Dmitry Borisovich Oreshkin (Дмитрий Борисович Орешкин; born 27 June 1953) is a Soviet and Russian political scientist and political geographer.

He was born in Moscow. He graduated from special school No. 49 in Moscow in 1970, the Faculty of Geography of Moscow State University in 1975, and received a Ph.D. from the Institute of Geography of the Academy of Sciences of the Soviet Union in 1979 (his thesis was on ancient continental glaciations).

In 1993, together with Andrem Skvortsov and Alexander Belyaev, he set up the analytical group "Mercator" (Mercator Group). It was said that using the money earned from a documentary about the Aral Sea disaster, the group bought an Intel 80286 PC computer in 1993 and began drawing electronic maps showing the results of the elections, the growth of crime, environmental crises and vodka consumption by region.

The group has been producing electronic maps for TV since 1994. Collaborated with the Results Yevgeny Kiselyov, NTV, in 1995–1996 he served at the regional Department of JSC Russia's Public television (ORT). He makes live maps weather forecast for Meteo-TV. Engaged in computer simulation for leading news TV channels of Russia.

The Mercator group provided at the invitation of the Central Election Commission some analytical support and displayed the process and results of Russian Legislative and President Elections.

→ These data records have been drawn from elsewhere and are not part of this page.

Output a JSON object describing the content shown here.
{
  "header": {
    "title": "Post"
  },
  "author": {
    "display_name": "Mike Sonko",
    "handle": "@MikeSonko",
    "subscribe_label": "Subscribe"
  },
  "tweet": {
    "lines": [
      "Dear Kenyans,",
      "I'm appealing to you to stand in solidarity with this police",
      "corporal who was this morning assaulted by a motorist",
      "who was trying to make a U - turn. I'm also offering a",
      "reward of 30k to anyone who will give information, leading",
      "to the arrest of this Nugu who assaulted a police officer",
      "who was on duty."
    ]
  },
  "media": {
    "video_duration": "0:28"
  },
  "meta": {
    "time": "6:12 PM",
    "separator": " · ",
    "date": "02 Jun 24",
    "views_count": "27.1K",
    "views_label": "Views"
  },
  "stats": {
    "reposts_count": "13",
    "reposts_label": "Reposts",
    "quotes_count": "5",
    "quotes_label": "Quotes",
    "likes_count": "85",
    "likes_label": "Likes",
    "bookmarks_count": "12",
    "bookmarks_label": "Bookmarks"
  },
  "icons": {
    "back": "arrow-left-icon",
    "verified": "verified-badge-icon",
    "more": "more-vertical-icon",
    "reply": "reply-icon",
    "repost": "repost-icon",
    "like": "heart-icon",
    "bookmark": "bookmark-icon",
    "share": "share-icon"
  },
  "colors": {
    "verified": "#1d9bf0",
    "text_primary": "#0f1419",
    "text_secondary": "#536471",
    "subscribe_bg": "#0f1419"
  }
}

It also made an electronic atlas of crisis situations for the Security Council of Russia.

In the 2001 he was named Rambler Man of the year in the category Cities and regions.

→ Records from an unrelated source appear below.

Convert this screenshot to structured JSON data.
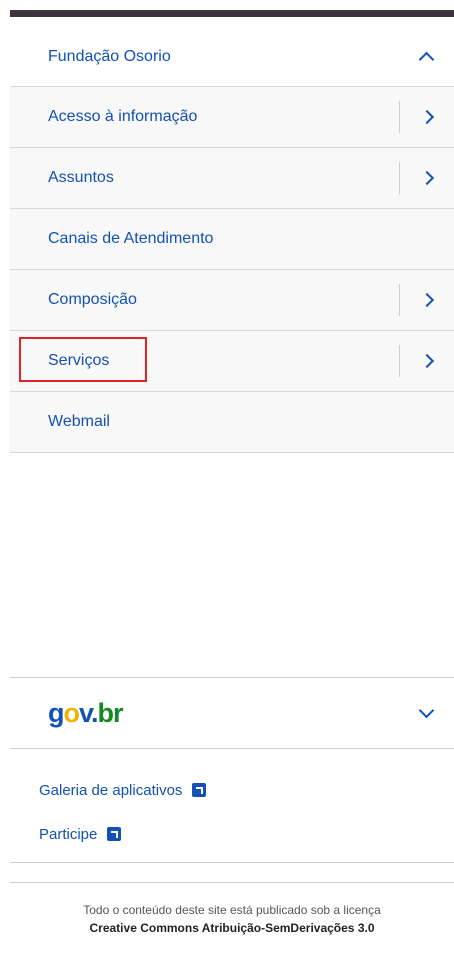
{
  "menu": {
    "header": "Fundação Osorio",
    "items": [
      {
        "label": "Acesso à informação",
        "has_submenu": true
      },
      {
        "label": "Assuntos",
        "has_submenu": true
      },
      {
        "label": "Canais de Atendimento",
        "has_submenu": false
      },
      {
        "label": "Composição",
        "has_submenu": true
      },
      {
        "label": "Serviços",
        "has_submenu": true,
        "highlighted": true
      },
      {
        "label": "Webmail",
        "has_submenu": false
      }
    ]
  },
  "logo": {
    "g": "g",
    "o": "o",
    "v": "v",
    "dot": ".",
    "br": "br"
  },
  "links": [
    {
      "label": "Galeria de aplicativos",
      "icon": "external-link-icon"
    },
    {
      "label": "Participe",
      "icon": "external-link-icon"
    }
  ],
  "footer": {
    "line1": "Todo o conteúdo deste site está publicado sob a licença",
    "line2": "Creative Commons Atribuição-SemDerivações 3.0"
  },
  "colors": {
    "accent": "#1351b4",
    "highlight": "#e0232b",
    "gov_yellow": "#f0b400",
    "gov_green": "#168821"
  }
}
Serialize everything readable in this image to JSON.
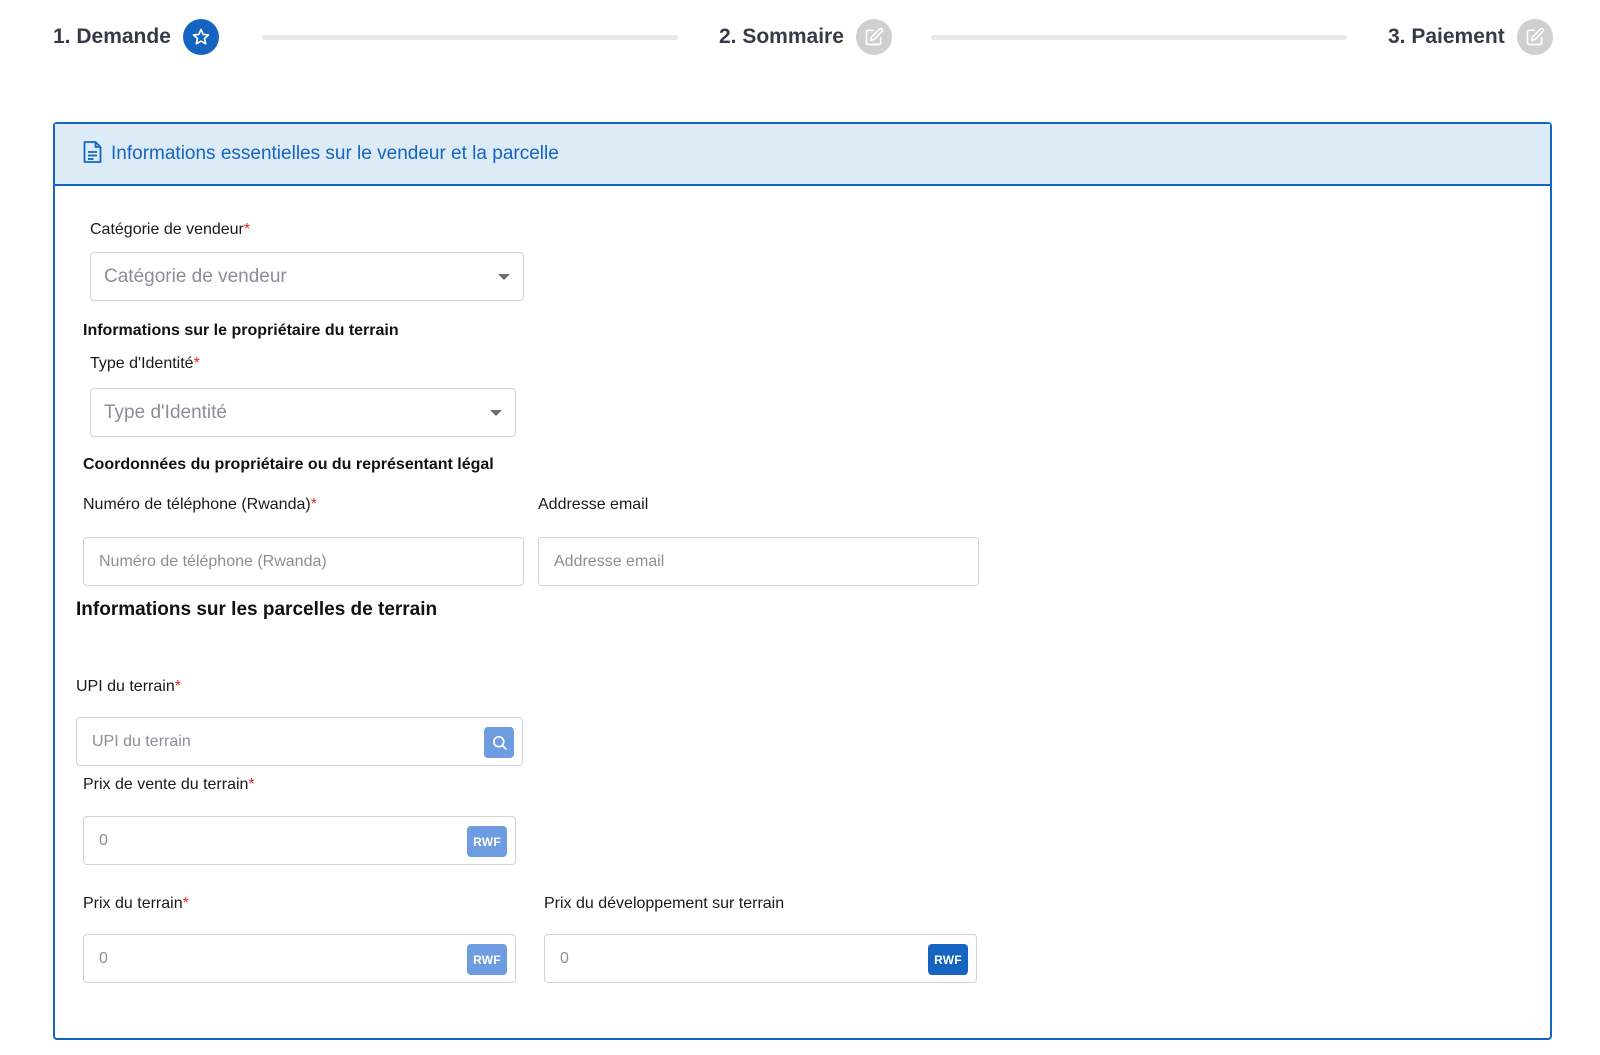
{
  "stepper": {
    "steps": [
      {
        "label": "1. Demande",
        "icon": "star-icon",
        "state": "active"
      },
      {
        "label": "2. Sommaire",
        "icon": "edit-icon",
        "state": "inactive"
      },
      {
        "label": "3. Paiement",
        "icon": "edit-icon",
        "state": "inactive"
      }
    ]
  },
  "card": {
    "icon": "document-icon",
    "title": "Informations essentielles sur le vendeur et la parcelle"
  },
  "form": {
    "seller_category": {
      "label": "Catégorie de vendeur",
      "required_mark": "*",
      "placeholder": "Catégorie de vendeur"
    },
    "owner_section_title": "Informations sur le propriétaire du terrain",
    "identity_type": {
      "label": "Type d'Identité",
      "required_mark": "*",
      "placeholder": "Type d'Identité"
    },
    "contact_section_title": "Coordonnées du propriétaire ou du représentant légal",
    "phone": {
      "label": "Numéro de téléphone (Rwanda)",
      "required_mark": "*",
      "placeholder": "Numéro de téléphone (Rwanda)"
    },
    "email": {
      "label": "Addresse email",
      "placeholder": "Addresse email"
    },
    "parcels_section_title": "Informations sur les parcelles de terrain",
    "upi": {
      "label": "UPI du terrain",
      "required_mark": "*",
      "placeholder": "UPI du terrain",
      "button_icon": "search-icon"
    },
    "sale_price": {
      "label": "Prix de vente du terrain",
      "required_mark": "*",
      "placeholder": "0",
      "addon": "RWF"
    },
    "land_price": {
      "label": "Prix du terrain",
      "required_mark": "*",
      "placeholder": "0",
      "addon": "RWF"
    },
    "development_price": {
      "label": "Prix du développement sur terrain",
      "placeholder": "0",
      "addon": "RWF"
    }
  },
  "colors": {
    "primary": "#1565c0",
    "header_bg": "#ddebf7",
    "addon_light": "#6d9de0",
    "required": "#e0242c",
    "inactive_step": "#cfcfcf"
  }
}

In 2007, he ran for the State Duma from Union of Right Forces.

June 2, 2012 he spoke at a rally on Bolotnaya square.

April 1, 2014 in his blog on the radio Echo of Moscow website, he strongly criticized Russia for its foreign policy towards Ukraine, saying that: "An Ambitious story began with a promise to return Ukraine (whole thing!) in the sphere of influence of Moscow, embedding it into the Customs Union and the Eurasian system of values. This is the maximum program. It obviously failed. It is the turn of the program-at least — to take under the wing of at least the Eastern Ukraine along with Crimea Today... ambitions declined: we hear passionate speeches about "our" Kharkiv and Donbas; less about Odesa. Kyiv for 10 years slowly migrated to the West, the natural consequence of the greater attraction of the European system of values in comparison with Patriotic tales of the Corporation."